11. Tanggal 5 April 2019
Perpres  Nomor 4 Tahun 2017 tentang Wajib Kerja Doktor Spesialis dicabut dan diberi tenggat waktu hingga 90 hari yaitu 18 April 2019 sejak putusan MA diterima.

12. Tanggal 29 Oktober 2019
MA menolak kebijakan Joko Widodo perihal Program Wajib Kerja Dokter Spesialis (WKDS) dalam  Perpres Nomor 4 Tahun 2017 tentang Wajib Kerja Doktor Spesialis karena dianggap bertentangan dengan Undang-Undang Nomor 39 Tahun 1999 tentang HAM dan UU Nomor 19 Tahun 1999 tentang Konvensi ILO mengenai Penghapusan Kerja Paksa.

13. 4 November 2019
Mahkamah Agung (MA) mencoret kebijakan Presiden Joko Widodo Perpres Nomor 4 Tahun 2017 dengan diketoknya putusan Judicial ReviewNomor 62 P/HUM/2018. MA menolak Prepres tersebut dengan alasan wajib kerja merupakan kerja paksa. Atas putusan itu Jokowi kemudian mengeluarkan Prepres Nomor 31 Tahun 2019 tentang Pendayagunaan Dokter Spesialis.

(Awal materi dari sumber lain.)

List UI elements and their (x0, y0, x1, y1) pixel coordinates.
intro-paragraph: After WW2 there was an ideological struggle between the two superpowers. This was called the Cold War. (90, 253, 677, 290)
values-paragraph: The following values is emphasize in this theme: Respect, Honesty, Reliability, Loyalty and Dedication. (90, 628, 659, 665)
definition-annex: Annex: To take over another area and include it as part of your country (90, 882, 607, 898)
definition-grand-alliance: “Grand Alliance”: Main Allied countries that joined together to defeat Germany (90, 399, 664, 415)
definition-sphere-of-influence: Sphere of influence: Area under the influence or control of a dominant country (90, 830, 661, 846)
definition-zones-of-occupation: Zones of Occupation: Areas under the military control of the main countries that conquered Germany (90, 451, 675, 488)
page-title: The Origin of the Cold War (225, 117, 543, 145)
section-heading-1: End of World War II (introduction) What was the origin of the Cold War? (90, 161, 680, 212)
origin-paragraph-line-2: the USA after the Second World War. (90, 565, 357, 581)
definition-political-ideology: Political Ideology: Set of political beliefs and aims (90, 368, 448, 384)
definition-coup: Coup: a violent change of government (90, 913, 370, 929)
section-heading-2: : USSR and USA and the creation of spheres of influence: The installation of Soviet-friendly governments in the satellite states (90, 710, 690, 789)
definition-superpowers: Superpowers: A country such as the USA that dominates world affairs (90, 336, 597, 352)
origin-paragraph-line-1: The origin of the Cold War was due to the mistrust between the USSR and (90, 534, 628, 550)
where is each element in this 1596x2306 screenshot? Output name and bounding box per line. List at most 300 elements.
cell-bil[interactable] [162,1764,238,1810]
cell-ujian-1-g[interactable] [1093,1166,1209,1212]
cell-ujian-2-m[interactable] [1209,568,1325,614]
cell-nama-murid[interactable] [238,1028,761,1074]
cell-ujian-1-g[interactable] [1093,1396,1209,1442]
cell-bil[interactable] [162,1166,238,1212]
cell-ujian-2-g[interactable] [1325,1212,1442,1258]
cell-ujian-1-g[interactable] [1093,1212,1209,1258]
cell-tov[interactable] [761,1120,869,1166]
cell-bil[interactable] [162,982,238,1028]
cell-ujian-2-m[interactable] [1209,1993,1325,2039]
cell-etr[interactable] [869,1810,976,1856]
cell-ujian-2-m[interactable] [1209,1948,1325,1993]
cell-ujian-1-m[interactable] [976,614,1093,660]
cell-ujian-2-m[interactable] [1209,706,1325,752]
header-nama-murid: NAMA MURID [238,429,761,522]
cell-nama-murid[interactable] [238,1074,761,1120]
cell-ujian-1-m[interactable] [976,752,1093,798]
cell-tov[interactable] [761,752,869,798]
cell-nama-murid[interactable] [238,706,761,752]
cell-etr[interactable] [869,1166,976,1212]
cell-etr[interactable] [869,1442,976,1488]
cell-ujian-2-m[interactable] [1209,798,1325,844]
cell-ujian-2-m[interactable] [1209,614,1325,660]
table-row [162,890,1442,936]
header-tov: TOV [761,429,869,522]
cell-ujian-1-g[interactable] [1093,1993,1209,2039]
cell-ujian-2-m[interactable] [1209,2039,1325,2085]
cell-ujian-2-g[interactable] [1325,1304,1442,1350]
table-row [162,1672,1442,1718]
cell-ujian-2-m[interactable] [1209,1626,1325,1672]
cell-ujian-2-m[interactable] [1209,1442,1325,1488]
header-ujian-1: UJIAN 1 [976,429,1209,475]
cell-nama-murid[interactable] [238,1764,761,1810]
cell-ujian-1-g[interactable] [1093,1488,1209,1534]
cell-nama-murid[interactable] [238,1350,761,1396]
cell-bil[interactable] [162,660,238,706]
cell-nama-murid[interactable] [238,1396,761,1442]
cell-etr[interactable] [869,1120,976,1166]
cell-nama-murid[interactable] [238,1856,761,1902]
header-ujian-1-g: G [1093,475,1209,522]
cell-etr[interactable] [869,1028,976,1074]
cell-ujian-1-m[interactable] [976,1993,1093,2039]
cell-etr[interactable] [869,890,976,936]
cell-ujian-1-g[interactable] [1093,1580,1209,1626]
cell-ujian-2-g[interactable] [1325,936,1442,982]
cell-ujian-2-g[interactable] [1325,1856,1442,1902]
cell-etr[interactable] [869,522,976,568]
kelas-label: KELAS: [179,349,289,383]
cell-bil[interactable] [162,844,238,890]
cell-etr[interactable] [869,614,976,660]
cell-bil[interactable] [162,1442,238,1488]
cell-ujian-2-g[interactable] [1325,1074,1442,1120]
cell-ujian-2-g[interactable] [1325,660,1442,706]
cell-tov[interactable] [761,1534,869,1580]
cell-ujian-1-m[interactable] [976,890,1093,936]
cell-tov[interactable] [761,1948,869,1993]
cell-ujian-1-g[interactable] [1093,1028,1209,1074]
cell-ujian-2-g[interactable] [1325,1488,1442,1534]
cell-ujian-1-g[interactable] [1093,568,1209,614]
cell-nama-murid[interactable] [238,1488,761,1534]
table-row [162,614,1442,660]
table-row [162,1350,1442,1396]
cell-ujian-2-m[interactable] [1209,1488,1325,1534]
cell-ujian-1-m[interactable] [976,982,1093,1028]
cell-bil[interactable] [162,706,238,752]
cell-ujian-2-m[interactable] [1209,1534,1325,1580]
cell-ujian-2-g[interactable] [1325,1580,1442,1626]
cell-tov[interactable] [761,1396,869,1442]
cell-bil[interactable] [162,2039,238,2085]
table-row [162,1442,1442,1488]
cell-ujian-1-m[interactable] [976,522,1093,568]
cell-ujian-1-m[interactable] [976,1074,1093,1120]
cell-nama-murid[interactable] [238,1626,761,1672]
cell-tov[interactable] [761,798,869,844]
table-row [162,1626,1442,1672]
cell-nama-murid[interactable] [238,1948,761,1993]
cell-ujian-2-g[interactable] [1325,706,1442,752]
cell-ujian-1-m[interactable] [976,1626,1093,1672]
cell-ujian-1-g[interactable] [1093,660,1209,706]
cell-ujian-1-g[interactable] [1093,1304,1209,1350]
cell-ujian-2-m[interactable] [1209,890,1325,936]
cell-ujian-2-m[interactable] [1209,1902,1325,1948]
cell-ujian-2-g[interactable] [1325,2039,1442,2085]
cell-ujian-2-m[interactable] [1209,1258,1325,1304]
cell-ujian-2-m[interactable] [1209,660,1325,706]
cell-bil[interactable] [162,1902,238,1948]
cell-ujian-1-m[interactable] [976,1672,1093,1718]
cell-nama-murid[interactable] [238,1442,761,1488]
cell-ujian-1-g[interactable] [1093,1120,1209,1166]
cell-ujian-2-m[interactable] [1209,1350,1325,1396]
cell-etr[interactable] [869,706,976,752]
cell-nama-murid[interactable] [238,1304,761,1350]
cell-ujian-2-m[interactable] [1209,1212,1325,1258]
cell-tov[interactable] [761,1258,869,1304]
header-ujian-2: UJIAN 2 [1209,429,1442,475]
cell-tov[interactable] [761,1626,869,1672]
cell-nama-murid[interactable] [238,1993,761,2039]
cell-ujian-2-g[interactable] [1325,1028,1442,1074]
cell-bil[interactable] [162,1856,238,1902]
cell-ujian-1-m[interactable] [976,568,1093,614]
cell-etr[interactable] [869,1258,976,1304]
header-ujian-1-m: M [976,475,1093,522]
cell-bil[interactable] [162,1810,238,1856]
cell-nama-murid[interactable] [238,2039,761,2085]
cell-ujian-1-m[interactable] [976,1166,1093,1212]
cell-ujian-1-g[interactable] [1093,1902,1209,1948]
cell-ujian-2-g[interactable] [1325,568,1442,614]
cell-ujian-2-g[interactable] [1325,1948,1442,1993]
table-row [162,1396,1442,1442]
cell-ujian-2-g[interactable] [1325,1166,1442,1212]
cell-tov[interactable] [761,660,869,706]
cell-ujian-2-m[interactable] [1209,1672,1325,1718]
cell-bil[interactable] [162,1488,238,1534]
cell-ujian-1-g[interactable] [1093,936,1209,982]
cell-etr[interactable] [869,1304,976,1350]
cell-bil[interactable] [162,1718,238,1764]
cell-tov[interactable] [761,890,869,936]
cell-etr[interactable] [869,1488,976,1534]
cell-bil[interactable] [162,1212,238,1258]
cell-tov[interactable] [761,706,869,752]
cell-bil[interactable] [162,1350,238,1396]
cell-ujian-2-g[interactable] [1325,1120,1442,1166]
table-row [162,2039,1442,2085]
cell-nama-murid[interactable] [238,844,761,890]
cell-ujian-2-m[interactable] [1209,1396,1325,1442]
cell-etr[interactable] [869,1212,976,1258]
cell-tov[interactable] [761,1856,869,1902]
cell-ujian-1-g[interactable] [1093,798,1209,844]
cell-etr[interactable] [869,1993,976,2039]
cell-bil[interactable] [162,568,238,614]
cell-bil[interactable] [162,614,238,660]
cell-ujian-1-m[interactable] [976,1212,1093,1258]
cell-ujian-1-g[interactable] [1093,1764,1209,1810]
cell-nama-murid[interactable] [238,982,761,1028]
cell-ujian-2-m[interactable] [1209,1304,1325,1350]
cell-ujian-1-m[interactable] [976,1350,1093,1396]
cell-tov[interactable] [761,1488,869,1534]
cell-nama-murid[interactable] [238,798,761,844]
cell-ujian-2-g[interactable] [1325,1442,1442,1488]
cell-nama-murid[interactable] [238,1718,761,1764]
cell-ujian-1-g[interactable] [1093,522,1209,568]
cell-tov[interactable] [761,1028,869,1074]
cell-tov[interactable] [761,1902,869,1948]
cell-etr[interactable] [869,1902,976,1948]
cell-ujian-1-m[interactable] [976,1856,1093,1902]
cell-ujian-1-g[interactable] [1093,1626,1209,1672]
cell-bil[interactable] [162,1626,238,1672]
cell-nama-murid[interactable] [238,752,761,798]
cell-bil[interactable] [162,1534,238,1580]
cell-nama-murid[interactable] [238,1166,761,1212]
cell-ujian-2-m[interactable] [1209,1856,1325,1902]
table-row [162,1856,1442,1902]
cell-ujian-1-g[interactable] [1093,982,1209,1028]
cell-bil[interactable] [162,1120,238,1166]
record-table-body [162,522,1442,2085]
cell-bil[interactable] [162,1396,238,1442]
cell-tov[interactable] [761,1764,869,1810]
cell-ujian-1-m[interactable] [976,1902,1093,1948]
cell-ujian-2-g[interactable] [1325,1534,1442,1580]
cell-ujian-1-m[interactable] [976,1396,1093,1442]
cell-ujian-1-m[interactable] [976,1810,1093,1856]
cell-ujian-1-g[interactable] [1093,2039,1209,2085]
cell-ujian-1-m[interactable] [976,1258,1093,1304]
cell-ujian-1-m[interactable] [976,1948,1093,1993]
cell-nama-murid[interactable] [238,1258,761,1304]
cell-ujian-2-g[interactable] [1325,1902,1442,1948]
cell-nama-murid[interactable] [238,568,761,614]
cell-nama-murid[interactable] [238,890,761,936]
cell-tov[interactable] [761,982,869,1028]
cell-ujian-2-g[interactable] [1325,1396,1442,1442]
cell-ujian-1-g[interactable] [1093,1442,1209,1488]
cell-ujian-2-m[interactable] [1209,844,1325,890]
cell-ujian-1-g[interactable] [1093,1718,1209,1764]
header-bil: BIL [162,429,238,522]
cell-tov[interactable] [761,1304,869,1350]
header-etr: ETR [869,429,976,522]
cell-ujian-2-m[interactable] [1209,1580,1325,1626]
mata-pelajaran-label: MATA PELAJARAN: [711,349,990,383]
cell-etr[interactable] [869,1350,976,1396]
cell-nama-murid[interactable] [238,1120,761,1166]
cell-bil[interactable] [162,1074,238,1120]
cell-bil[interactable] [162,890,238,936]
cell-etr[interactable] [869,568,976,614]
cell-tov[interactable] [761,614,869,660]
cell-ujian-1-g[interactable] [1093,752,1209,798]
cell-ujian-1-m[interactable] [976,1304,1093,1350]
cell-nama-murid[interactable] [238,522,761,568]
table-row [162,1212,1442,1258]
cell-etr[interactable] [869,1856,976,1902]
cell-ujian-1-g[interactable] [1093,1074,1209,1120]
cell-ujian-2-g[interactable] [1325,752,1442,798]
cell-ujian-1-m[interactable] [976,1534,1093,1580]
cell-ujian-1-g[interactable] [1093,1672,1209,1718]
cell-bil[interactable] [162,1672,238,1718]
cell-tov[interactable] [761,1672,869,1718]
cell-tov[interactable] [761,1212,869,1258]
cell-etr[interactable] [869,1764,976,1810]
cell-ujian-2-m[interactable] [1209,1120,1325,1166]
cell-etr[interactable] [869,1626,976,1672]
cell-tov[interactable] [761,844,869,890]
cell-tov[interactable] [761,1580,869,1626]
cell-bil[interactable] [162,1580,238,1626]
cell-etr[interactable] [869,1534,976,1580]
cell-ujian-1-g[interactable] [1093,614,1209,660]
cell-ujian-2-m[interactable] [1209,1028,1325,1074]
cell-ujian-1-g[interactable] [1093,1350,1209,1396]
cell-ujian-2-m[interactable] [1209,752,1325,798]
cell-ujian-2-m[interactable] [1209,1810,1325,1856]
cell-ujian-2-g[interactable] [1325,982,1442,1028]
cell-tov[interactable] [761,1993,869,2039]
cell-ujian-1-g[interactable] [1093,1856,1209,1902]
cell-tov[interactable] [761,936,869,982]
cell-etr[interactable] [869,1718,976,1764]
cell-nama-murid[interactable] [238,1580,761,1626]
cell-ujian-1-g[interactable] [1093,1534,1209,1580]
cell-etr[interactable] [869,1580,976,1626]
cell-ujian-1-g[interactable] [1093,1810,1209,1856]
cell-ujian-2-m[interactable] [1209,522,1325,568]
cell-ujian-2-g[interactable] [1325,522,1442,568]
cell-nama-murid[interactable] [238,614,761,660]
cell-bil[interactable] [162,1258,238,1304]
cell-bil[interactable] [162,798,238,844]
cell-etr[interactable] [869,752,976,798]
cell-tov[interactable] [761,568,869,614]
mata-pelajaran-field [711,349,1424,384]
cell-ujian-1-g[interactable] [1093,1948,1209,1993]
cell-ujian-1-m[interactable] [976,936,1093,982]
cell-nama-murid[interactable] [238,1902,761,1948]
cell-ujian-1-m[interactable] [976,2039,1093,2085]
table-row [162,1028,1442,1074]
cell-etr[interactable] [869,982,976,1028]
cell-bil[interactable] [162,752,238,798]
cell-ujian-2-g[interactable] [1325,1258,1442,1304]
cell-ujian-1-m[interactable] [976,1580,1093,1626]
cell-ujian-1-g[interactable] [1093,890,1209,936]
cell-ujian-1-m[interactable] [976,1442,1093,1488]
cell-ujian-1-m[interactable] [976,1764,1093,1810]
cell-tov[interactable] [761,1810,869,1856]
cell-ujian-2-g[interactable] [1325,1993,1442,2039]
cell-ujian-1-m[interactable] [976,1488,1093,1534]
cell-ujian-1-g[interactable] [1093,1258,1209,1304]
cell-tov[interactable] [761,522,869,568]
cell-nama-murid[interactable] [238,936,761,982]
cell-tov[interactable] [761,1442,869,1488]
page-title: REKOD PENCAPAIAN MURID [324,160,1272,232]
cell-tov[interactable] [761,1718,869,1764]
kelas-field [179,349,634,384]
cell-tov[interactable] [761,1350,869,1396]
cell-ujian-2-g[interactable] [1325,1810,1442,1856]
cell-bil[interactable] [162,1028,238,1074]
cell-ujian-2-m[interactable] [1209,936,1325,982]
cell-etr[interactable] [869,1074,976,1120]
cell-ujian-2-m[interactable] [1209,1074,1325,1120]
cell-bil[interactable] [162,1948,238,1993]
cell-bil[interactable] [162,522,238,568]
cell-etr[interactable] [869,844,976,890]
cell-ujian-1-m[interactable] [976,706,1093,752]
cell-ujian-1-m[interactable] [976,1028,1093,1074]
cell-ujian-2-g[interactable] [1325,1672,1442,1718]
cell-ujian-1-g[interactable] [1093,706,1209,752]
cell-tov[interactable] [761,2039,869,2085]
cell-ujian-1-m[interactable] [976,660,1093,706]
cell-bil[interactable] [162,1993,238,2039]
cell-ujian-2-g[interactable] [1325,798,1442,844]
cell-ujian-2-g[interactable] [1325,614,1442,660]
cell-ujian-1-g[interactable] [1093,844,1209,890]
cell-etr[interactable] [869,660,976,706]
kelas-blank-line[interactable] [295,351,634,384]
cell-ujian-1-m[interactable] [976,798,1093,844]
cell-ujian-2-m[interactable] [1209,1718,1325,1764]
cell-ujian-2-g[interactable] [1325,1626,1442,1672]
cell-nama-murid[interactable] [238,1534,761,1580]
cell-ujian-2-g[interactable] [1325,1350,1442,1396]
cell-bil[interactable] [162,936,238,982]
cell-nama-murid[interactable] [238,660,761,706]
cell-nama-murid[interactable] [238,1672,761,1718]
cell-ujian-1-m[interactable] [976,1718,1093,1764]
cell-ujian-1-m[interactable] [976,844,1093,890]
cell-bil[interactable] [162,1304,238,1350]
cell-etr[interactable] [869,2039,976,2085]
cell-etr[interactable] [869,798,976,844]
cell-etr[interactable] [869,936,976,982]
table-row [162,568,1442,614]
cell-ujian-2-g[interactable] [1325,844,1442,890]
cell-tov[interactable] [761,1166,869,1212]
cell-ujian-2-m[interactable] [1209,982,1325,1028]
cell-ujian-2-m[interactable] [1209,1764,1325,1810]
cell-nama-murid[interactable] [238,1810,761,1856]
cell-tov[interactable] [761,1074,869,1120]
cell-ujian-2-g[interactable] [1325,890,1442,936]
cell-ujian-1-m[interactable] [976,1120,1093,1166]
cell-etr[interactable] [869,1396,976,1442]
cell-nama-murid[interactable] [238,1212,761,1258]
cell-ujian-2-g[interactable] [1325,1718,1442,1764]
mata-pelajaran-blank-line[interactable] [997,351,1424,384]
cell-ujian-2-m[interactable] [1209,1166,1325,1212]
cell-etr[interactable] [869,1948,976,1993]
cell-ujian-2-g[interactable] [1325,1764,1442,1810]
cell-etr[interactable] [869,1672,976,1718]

Dalam Perpres tersebut, tertuang pasal 16 ayat 2 dan pasal 17 ayat 3 yang mengubah wajib kerja menjadi kerja sukarela. Bunyi dari pasal tersebut adalah:

“Peserta penempatan dokter spesialis ditempatkan RS milik Pemerintah Pusat atau Rumah Sakit milik Pemerintah Daerah sebagaimana dimaksud pada ayat 1 huruf a dan b berupa:
1. RS daerah terpencil, perbatasan, dan kepulauan
2. RS rujukan regional; atau
3. RS rujukan provinsi
yang ada di seluruh wilayah Indonesia.

Yang diutamakan adalah spesialis obstetri dan ginekologi, spesialis anak, spesialis bidan, spesialis penyakit dalam, spesialis anastesi dan terapi intensif. Dalam menempatkan jenis spesialisasi lainnya, menteri mempertimbangkan kebutuhan pelayanan kesehatan khusus di masyarakat.